Austrian ice hockey player (1905-1944)

Johann Robert "Hans" Tatzer (25 May 1905 - 23 August 1944) was an Austrian ice hockey player who competed for the Austrian national team at the 1928 Winter Olympics in Saint-Moritz and the 1936 Winter Olympics in Garmisch-Partenkirchen.

Tatzer was killed in August 1944 while serving in France as a member of the German forces.

==Playing career==
Tatzer made a total of 86 appearances for the Austrian national team between 1926 and 1938, the most ever during the pre-World War II era. He won the European Championship with Austria in 1927 and 1931. At the World Championships, Tatzer played 31 games between 1930 and 1938, scoring 15 goals. He also represented his country at the Winter Olympics in 1928 and 1936.

Tatzer first played club hockey for the Lehrer Sportvereinigung, based in Vienna. He then joined Pötzleinsdorfer SK, for whom he played until the end of the 1929-30 season. Tatzer then went on to serve as the player-coach for the Polizeisportvereinigung Wien, before returning to Pötzleinsdorfer SK for the 1931-32 season. The club renamed itself EK Engelmann Wien after winning the Austrian Hockey Championship in 1932.

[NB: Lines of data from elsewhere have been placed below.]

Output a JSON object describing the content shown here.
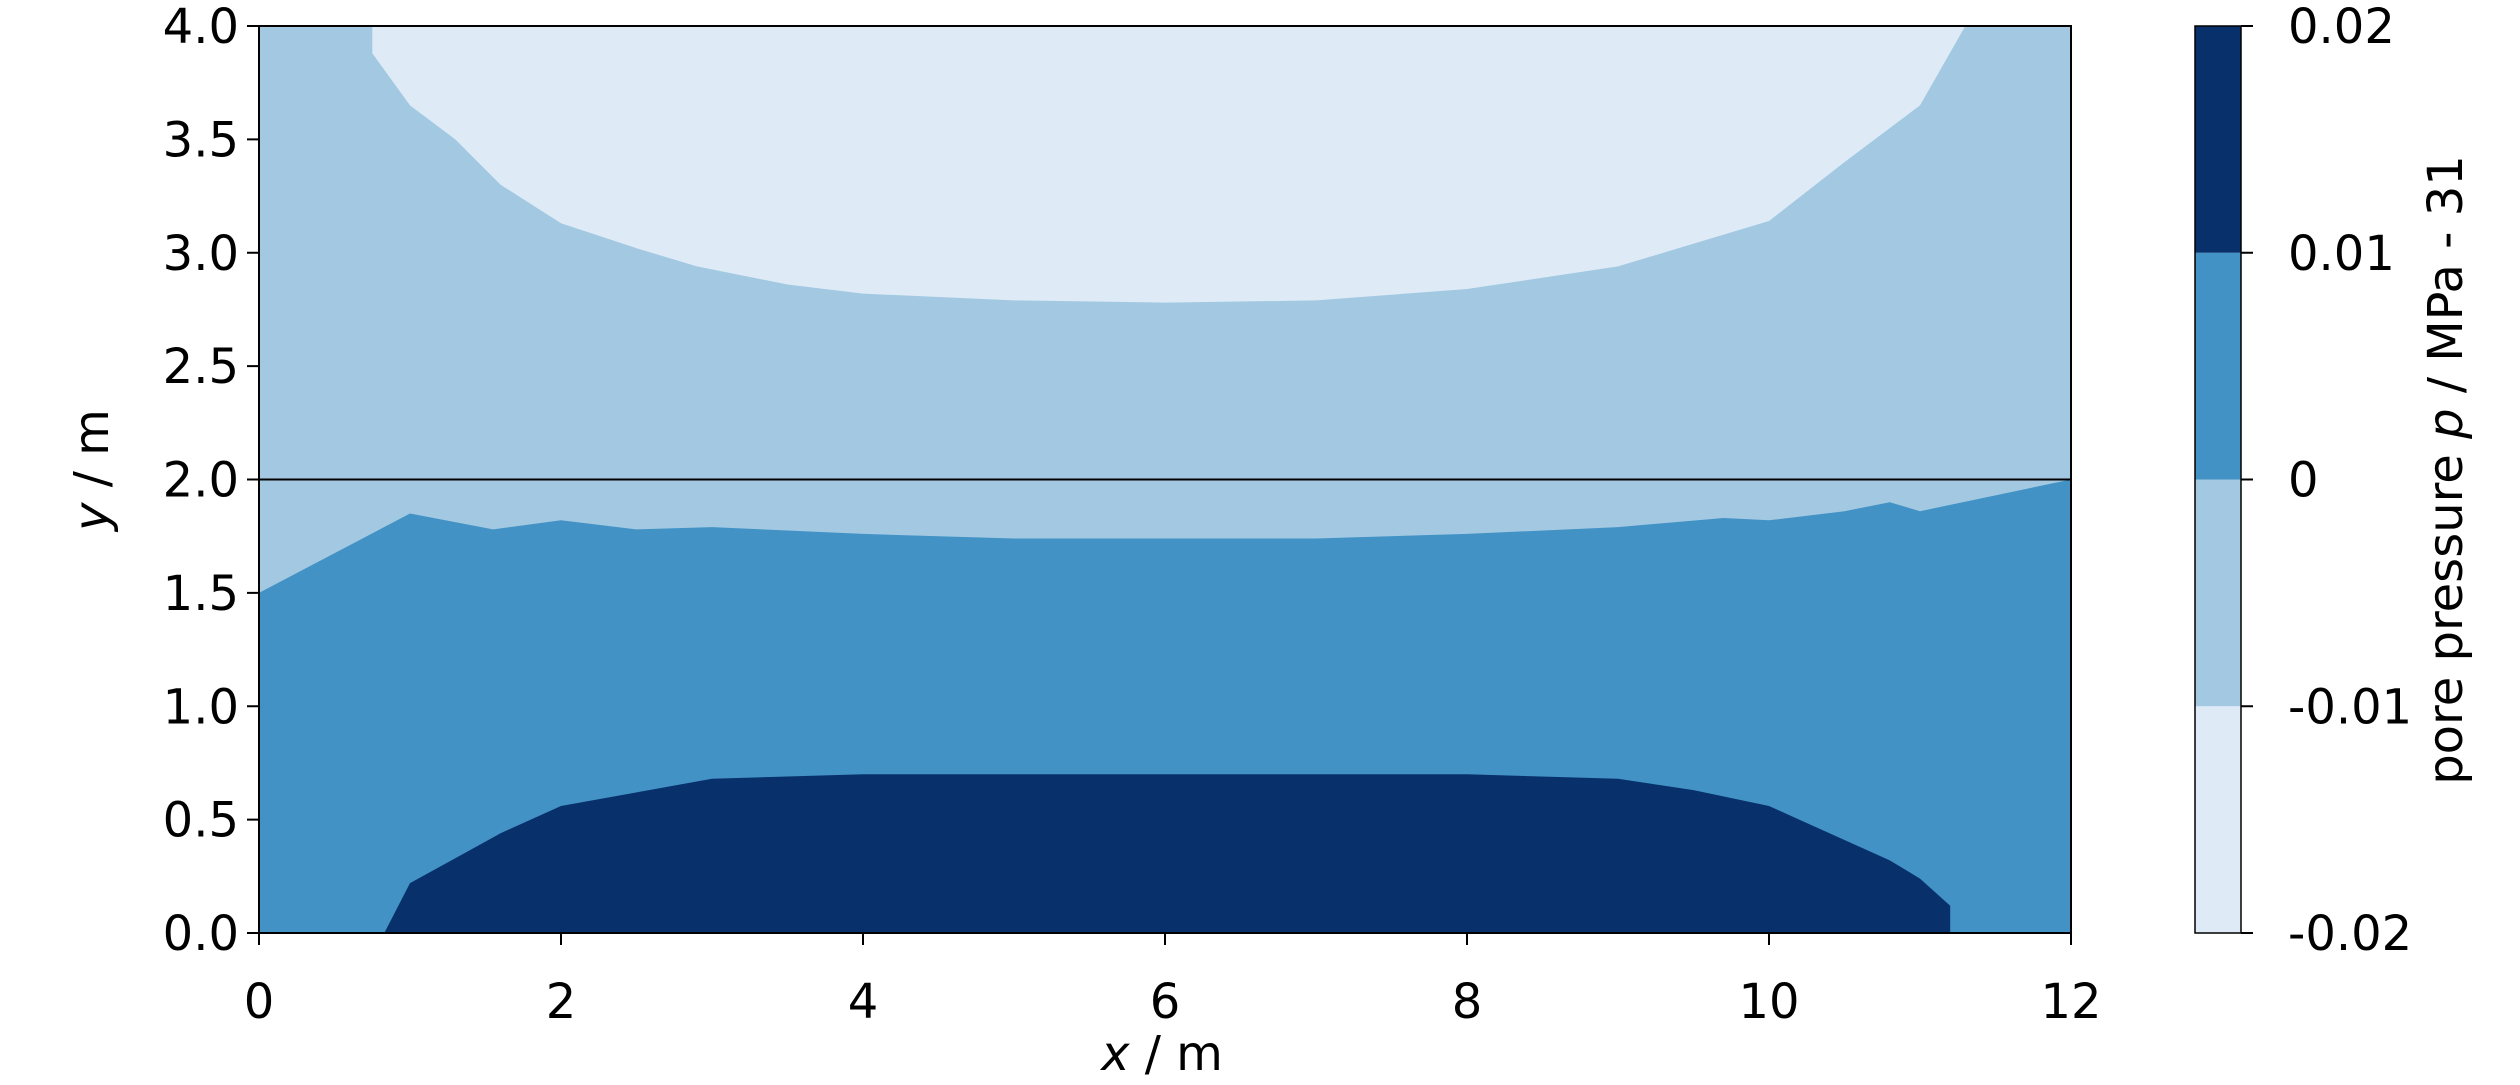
{
  "chart_data": {
    "type": "contour",
    "xlabel_var": "x",
    "xlabel_unit": " / m",
    "ylabel_var": "y",
    "ylabel_unit": " / m",
    "xlim": [
      0,
      12
    ],
    "ylim": [
      0,
      4
    ],
    "xticks": [
      0,
      2,
      4,
      6,
      8,
      10,
      12
    ],
    "yticks": [
      0.0,
      0.5,
      1.0,
      1.5,
      2.0,
      2.5,
      3.0,
      3.5,
      4.0
    ],
    "ytick_labels": [
      "0.0",
      "0.5",
      "1.0",
      "1.5",
      "2.0",
      "2.5",
      "3.0",
      "3.5",
      "4.0"
    ],
    "reference_line_y": 2.0,
    "colorbar": {
      "label_pre": "pore pressure ",
      "label_var": "p",
      "label_post": " / MPa - 31",
      "levels": [
        -0.02,
        -0.01,
        0,
        0.01,
        0.02
      ],
      "level_labels": [
        "-0.02",
        "-0.01",
        "0",
        "0.01",
        "0.02"
      ],
      "colors": [
        "#deebf7",
        "#a2c9e1",
        "#4292c6",
        "#08306b"
      ]
    },
    "background_color": "#a2c9e1",
    "regions": [
      {
        "level_range": [
          -0.02,
          -0.01
        ],
        "color": "#deebf7",
        "boundary": [
          [
            0.75,
            4.0
          ],
          [
            0.75,
            3.88
          ],
          [
            1.0,
            3.65
          ],
          [
            1.3,
            3.5
          ],
          [
            1.6,
            3.3
          ],
          [
            2.0,
            3.13
          ],
          [
            2.5,
            3.02
          ],
          [
            2.9,
            2.94
          ],
          [
            3.5,
            2.86
          ],
          [
            4.0,
            2.82
          ],
          [
            5.0,
            2.79
          ],
          [
            6.0,
            2.78
          ],
          [
            7.0,
            2.79
          ],
          [
            8.0,
            2.84
          ],
          [
            9.0,
            2.94
          ],
          [
            10.0,
            3.14
          ],
          [
            10.5,
            3.4
          ],
          [
            11.0,
            3.65
          ],
          [
            11.3,
            4.0
          ]
        ]
      },
      {
        "level_range": [
          0,
          0.01
        ],
        "color": "#4292c6",
        "boundary": [
          [
            0,
            0
          ],
          [
            0,
            1.5
          ],
          [
            1.0,
            1.85
          ],
          [
            1.55,
            1.78
          ],
          [
            2.0,
            1.82
          ],
          [
            2.5,
            1.78
          ],
          [
            3.0,
            1.79
          ],
          [
            4.0,
            1.76
          ],
          [
            5.0,
            1.74
          ],
          [
            6.0,
            1.74
          ],
          [
            7.0,
            1.74
          ],
          [
            8.0,
            1.76
          ],
          [
            9.0,
            1.79
          ],
          [
            9.7,
            1.83
          ],
          [
            10.0,
            1.82
          ],
          [
            10.5,
            1.86
          ],
          [
            10.8,
            1.9
          ],
          [
            11.0,
            1.86
          ],
          [
            12.0,
            2.0
          ],
          [
            12.0,
            0
          ]
        ]
      },
      {
        "level_range": [
          0.01,
          0.02
        ],
        "color": "#08306b",
        "boundary": [
          [
            0.83,
            0
          ],
          [
            1.0,
            0.22
          ],
          [
            1.3,
            0.33
          ],
          [
            1.6,
            0.44
          ],
          [
            2.0,
            0.56
          ],
          [
            2.5,
            0.62
          ],
          [
            3.0,
            0.68
          ],
          [
            4.0,
            0.7
          ],
          [
            5.0,
            0.7
          ],
          [
            6.0,
            0.7
          ],
          [
            7.0,
            0.7
          ],
          [
            8.0,
            0.7
          ],
          [
            9.0,
            0.68
          ],
          [
            9.5,
            0.63
          ],
          [
            10.0,
            0.56
          ],
          [
            10.2,
            0.5
          ],
          [
            10.5,
            0.41
          ],
          [
            10.8,
            0.32
          ],
          [
            11.0,
            0.24
          ],
          [
            11.2,
            0.12
          ],
          [
            11.2,
            0
          ]
        ]
      }
    ]
  }
}
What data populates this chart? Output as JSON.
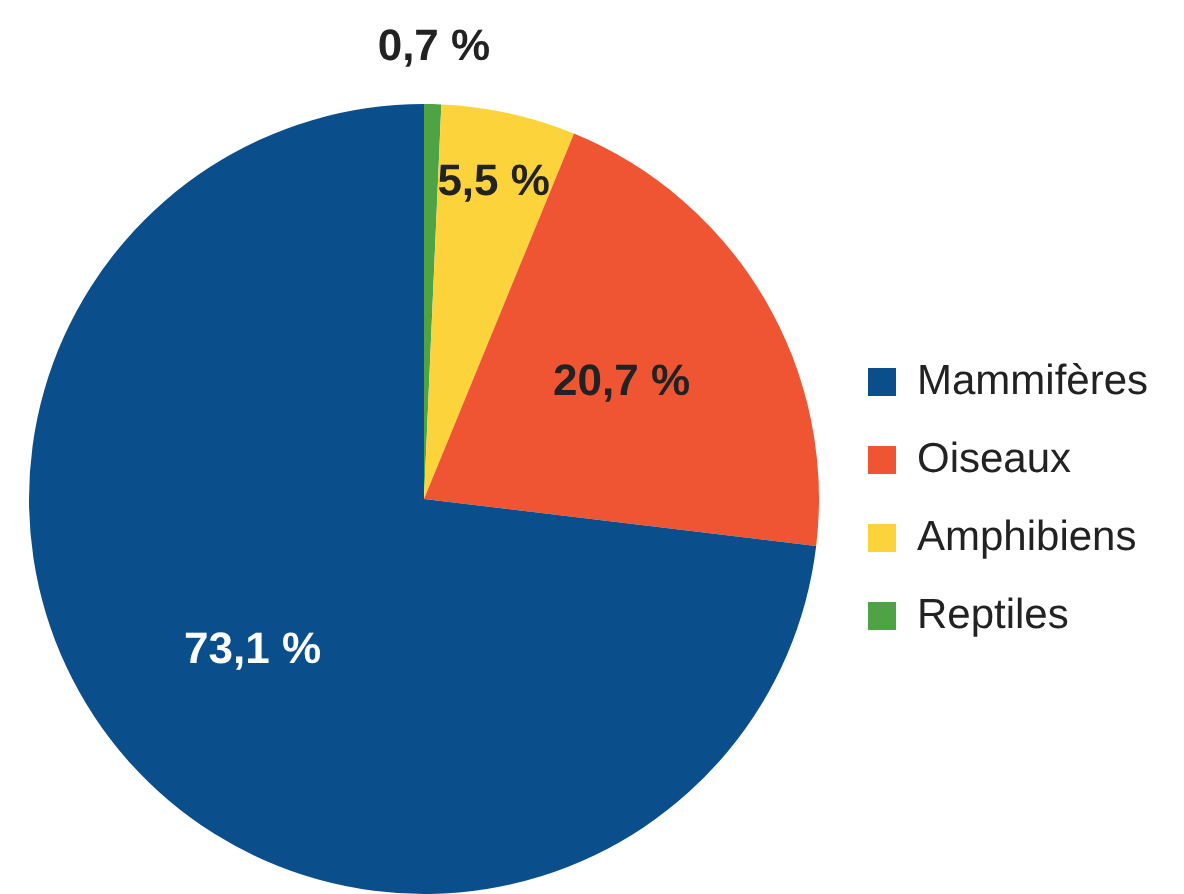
{
  "chart_data": {
    "type": "pie",
    "categories": [
      "Reptiles",
      "Amphibiens",
      "Oiseaux",
      "Mammifères"
    ],
    "values": [
      0.7,
      5.5,
      20.7,
      73.1
    ],
    "colors": [
      "#4ea345",
      "#fdd33b",
      "#ef5533",
      "#0a4f8c"
    ],
    "value_labels": [
      "0,7 %",
      "5,5 %",
      "20,7 %",
      "73,1 %"
    ],
    "legend": "right"
  }
}
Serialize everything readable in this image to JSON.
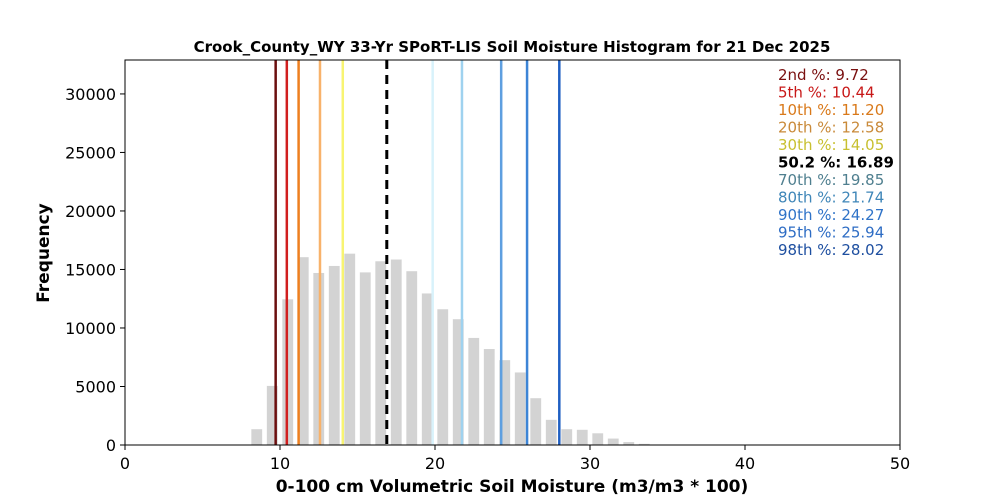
{
  "chart_data": {
    "type": "bar",
    "title": "Crook_County_WY 33-Yr SPoRT-LIS Soil Moisture Histogram for 21 Dec 2025",
    "xlabel": "0-100 cm Volumetric Soil Moisture (m3/m3 * 100)",
    "ylabel": "Frequency",
    "xlim": [
      0,
      50
    ],
    "ylim": [
      0,
      32900
    ],
    "xticks": [
      0,
      10,
      20,
      30,
      40,
      50
    ],
    "yticks": [
      0,
      5000,
      10000,
      15000,
      20000,
      25000,
      30000
    ],
    "grid": false,
    "bar_color": "#d3d3d3",
    "bar_width": 0.7,
    "x": [
      8.5,
      9.5,
      10.5,
      11.5,
      12.5,
      13.5,
      14.5,
      15.5,
      16.5,
      17.5,
      18.5,
      19.5,
      20.5,
      21.5,
      22.5,
      23.5,
      24.5,
      25.5,
      26.5,
      27.5,
      28.5,
      29.5,
      30.5,
      31.5,
      32.5,
      33.5
    ],
    "values": [
      1350,
      5050,
      12450,
      16050,
      14700,
      15300,
      16350,
      14750,
      15700,
      15850,
      14850,
      12950,
      11600,
      10750,
      9150,
      8200,
      7250,
      6200,
      4000,
      2150,
      1350,
      1300,
      1000,
      550,
      250,
      100
    ],
    "current": {
      "label": "50.2 %: 16.89",
      "value": 16.89,
      "color": "#000000",
      "style": "dashed"
    },
    "percentiles": [
      {
        "label": "2nd %: 9.72",
        "value": 9.72,
        "color": "#6b0f0f"
      },
      {
        "label": "5th %: 10.44",
        "value": 10.44,
        "color": "#d11f1f"
      },
      {
        "label": "10th %: 11.20",
        "value": 11.2,
        "color": "#ee7f1f"
      },
      {
        "label": "20th %: 12.58",
        "value": 12.58,
        "color": "#f8b26a"
      },
      {
        "label": "30th %: 14.05",
        "value": 14.05,
        "color": "#f8f472"
      },
      {
        "label": "70th %: 19.85",
        "value": 19.85,
        "color": "#d8f2fb"
      },
      {
        "label": "80th %: 21.74",
        "value": 21.74,
        "color": "#9fd2ef"
      },
      {
        "label": "90th %: 24.27",
        "value": 24.27,
        "color": "#5e9fe0"
      },
      {
        "label": "95th %: 25.94",
        "value": 25.94,
        "color": "#3d85d6"
      },
      {
        "label": "98th %: 28.02",
        "value": 28.02,
        "color": "#1f5fc2"
      }
    ],
    "legend": [
      {
        "label": "2nd %: 9.72",
        "color": "#7a1010"
      },
      {
        "label": "5th %: 10.44",
        "color": "#c81818"
      },
      {
        "label": "10th %: 11.20",
        "color": "#d9791a"
      },
      {
        "label": "20th %: 12.58",
        "color": "#c98a3a"
      },
      {
        "label": "30th %: 14.05",
        "color": "#c8c030"
      },
      {
        "label": "50.2 %: 16.89",
        "color": "#000000"
      },
      {
        "label": "70th %: 19.85",
        "color": "#4f7f8f"
      },
      {
        "label": "80th %: 21.74",
        "color": "#3f86b8"
      },
      {
        "label": "90th %: 24.27",
        "color": "#2f73c8"
      },
      {
        "label": "95th %: 25.94",
        "color": "#2d6cc4"
      },
      {
        "label": "98th %: 28.02",
        "color": "#1e4fa0"
      }
    ],
    "legend_position": "top-right"
  }
}
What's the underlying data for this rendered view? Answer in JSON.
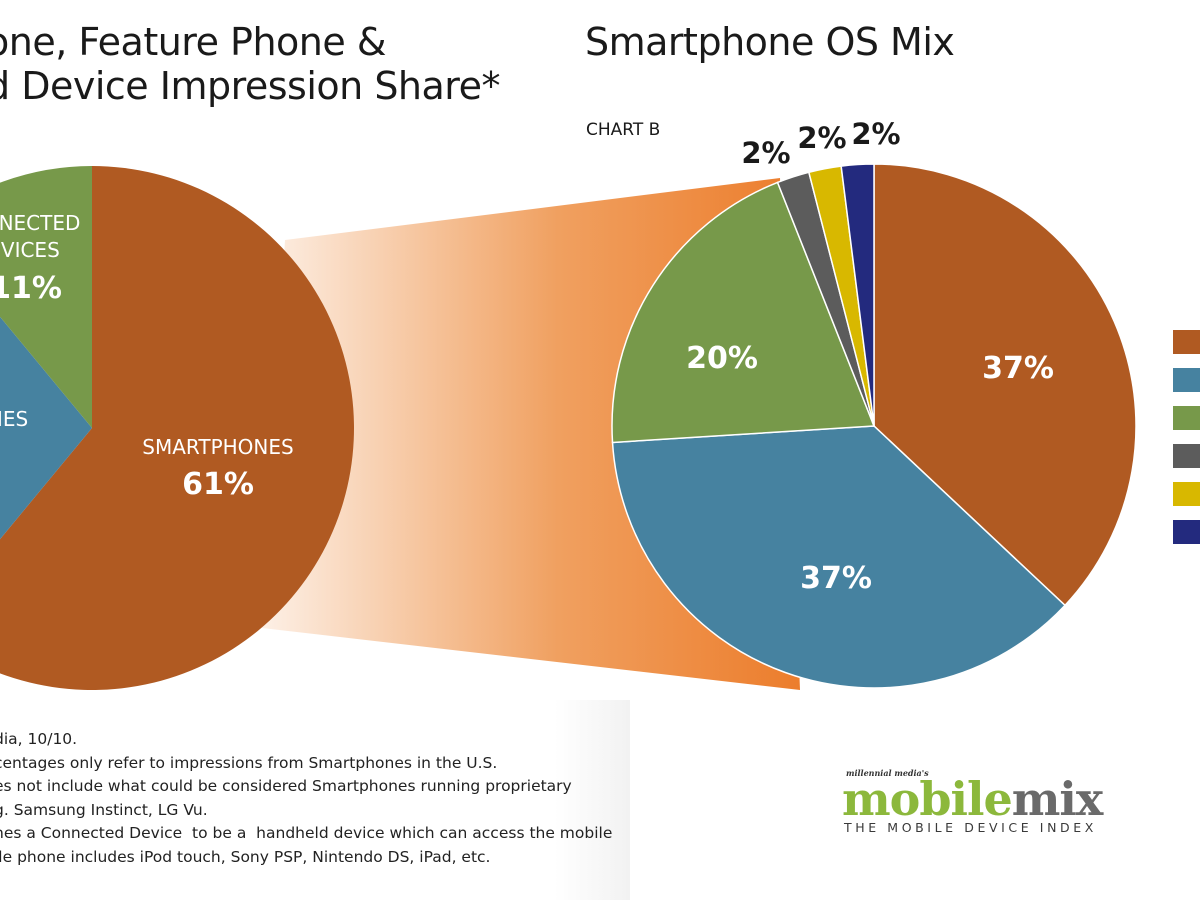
{
  "header": {
    "title_a": "one, Feature Phone &\nd Device Impression Share*",
    "title_b": "Smartphone OS Mix",
    "chart_b_label": "CHART B"
  },
  "chart_data": [
    {
      "type": "pie",
      "title": "one, Feature Phone & d Device Impression Share*",
      "slices": [
        {
          "label": "SMARTPHONES",
          "value": 61,
          "display": "61%",
          "color": "#b05a22"
        },
        {
          "label": "NES",
          "value": 28,
          "display": "",
          "color": "#4682a0"
        },
        {
          "label": "NNECTED EVICES",
          "value": 11,
          "display": "11%",
          "color": "#77994a"
        }
      ]
    },
    {
      "type": "pie",
      "title": "Smartphone OS Mix",
      "subtitle": "CHART B",
      "slices": [
        {
          "value": 37,
          "display": "37%",
          "color": "#b05a22"
        },
        {
          "value": 37,
          "display": "37%",
          "color": "#4682a0"
        },
        {
          "value": 20,
          "display": "20%",
          "color": "#77994a"
        },
        {
          "value": 2,
          "display": "2%",
          "color": "#5c5c5c"
        },
        {
          "value": 2,
          "display": "2%",
          "color": "#d8b800"
        },
        {
          "value": 2,
          "display": "2%",
          "color": "#232a7e"
        }
      ]
    }
  ],
  "notes": [
    "dia, 10/10.",
    "centages only refer to impressions from Smartphones in the U.S.",
    "es not include what could be considered Smartphones running proprietary",
    "g. Samsung Instinct, LG Vu.",
    "nes a Connected Device  to be a  handheld device which can access the mobile",
    "ile phone includes iPod touch, Sony PSP, Nintendo DS, iPad, etc."
  ],
  "logo": {
    "small": "millennial media's",
    "main_a": "mobile",
    "main_b": "mix",
    "sub": "THE MOBILE DEVICE INDEX"
  }
}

He competed as a guest player for Wiener EV during their 1937 tour of South Africa. Spanning from June 24 to July 15, the purpose of the visit was to commemorate the opening of the Johannesburg Ice Palace. Wiener EV played eight games against various South African selections over the course of the tour.

A multi-talented sportsman, Tatzer was also a skilled handball, football, and field hockey player. He was a member of the Austrian national handball team in 1934.